Analysing your running gait can have a positive impact on not only on your speed but also reduces the likelihood of acute and chronic injuries. Gaining information about how your foot is landing, and how supported your torso is can help to identify weak links throughout the chain. The body is designed to transport the ground reaction force (some might remember this as Newton's 3rd Law of Motion states that “For every action there is an equal and opposite reaction") from the ground and then up the structures which make up our body. If there is restriction in any of the joints, maybe from and old ankle sprain or around the hips with overactive quadriceps, then running becomes less efficient.

You can expect to be filmed either on a treadmill or outside, or feel free to bring in or send a video with a side view and a view from behind, lasting approx 20 seconds. We ask you to be running for 6 minutes in a steady run and then at the pace you would naturally run at this is important as it allows the therapist to identify how you move naturally opposed to what you look like fresh in the first few minutes. The pace is important as the video needs to be as accurate as possible, mimicking as much as it can when you are on one of your training runs. We look at range of motion within a clinical setting and then cross-reference the results with what is happening to you when in motion.

We offer treatments and stretches but also a report on our findings along with recommendations for training, this is tailored to you personally. The recommended programme will contain different components of fitness including stretching, strength and conditioning. We will then discuss with you where you prefer to train, it may be the gym with weights, or at home using just a kettlebell and body weight, or we can offer advice on adapting your current circuit class or body pump class. Drills and warm-ups are also an important part of running; these are usually used to practice new techniques pre-running. 

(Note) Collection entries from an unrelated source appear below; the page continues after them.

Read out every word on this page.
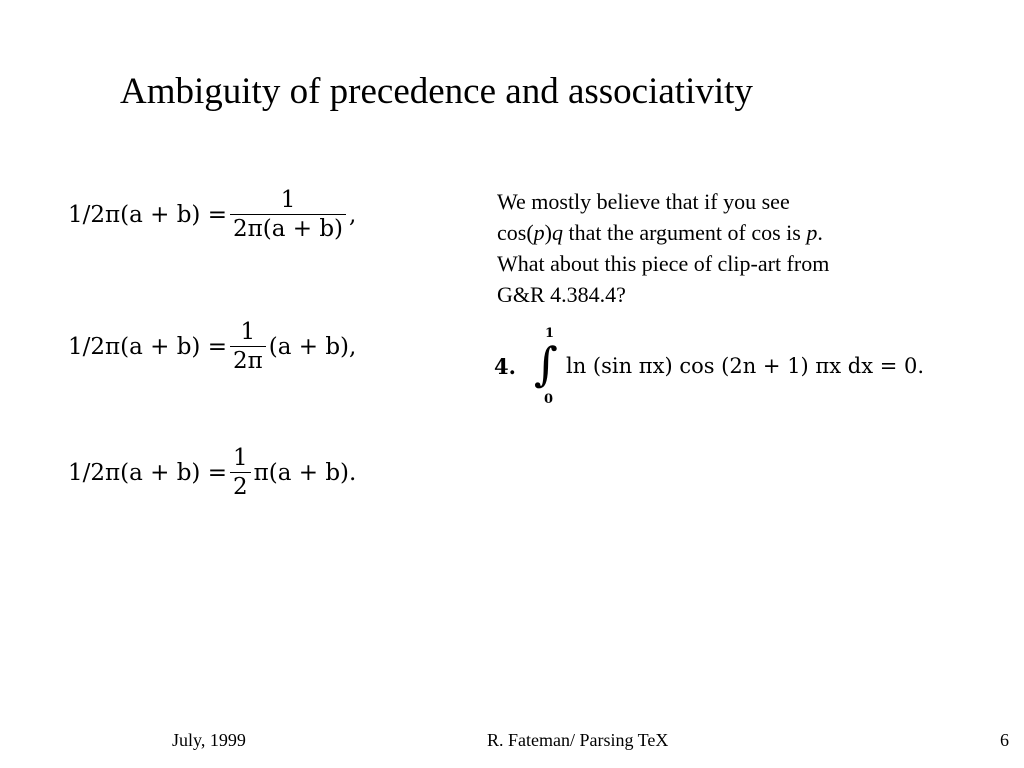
Ambiguity of precedence and associativity
$1/2\pi(a + b) = \frac{1}{2\pi(a + b)}$ ,
$1/2\pi(a + b) = \frac{1}{2\pi} (a + b)$,
$1/2\pi(a + b) = \frac{1}{2} \pi(a + b)$.
We mostly believe that if you see
cos(p)q that the argument of cos is p.
What about this piece of clip-art from
G&R 4.384.4?
4.
1
∫
0
ln (sin πx) cos (2n + 1) πx dx = 0.
July, 1999	R. Fateman/ Parsing TeX	6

Please note we are not affiliated with any footwear supplier, and therefore cannot recommend which make or model to purchase, however, we can look at your current trainers to get an idea of where you are exerting the most amount of pressure, and how this may be affecting the joint above it. For example, when landing with a straight ‘ish’ knee, the heel strikes the floor and the force from the ground travels up the front of the leg, and not where it ideally needs to go. Which is behind the lower leg, and up through those meaty calf muscles, putting the front of the knee under more strain, often causing pain around the front and under the kneecap. We may ask you to run barefoot and then offer advice on how much support you may need, we tend to work from the head down opposed to the foot up.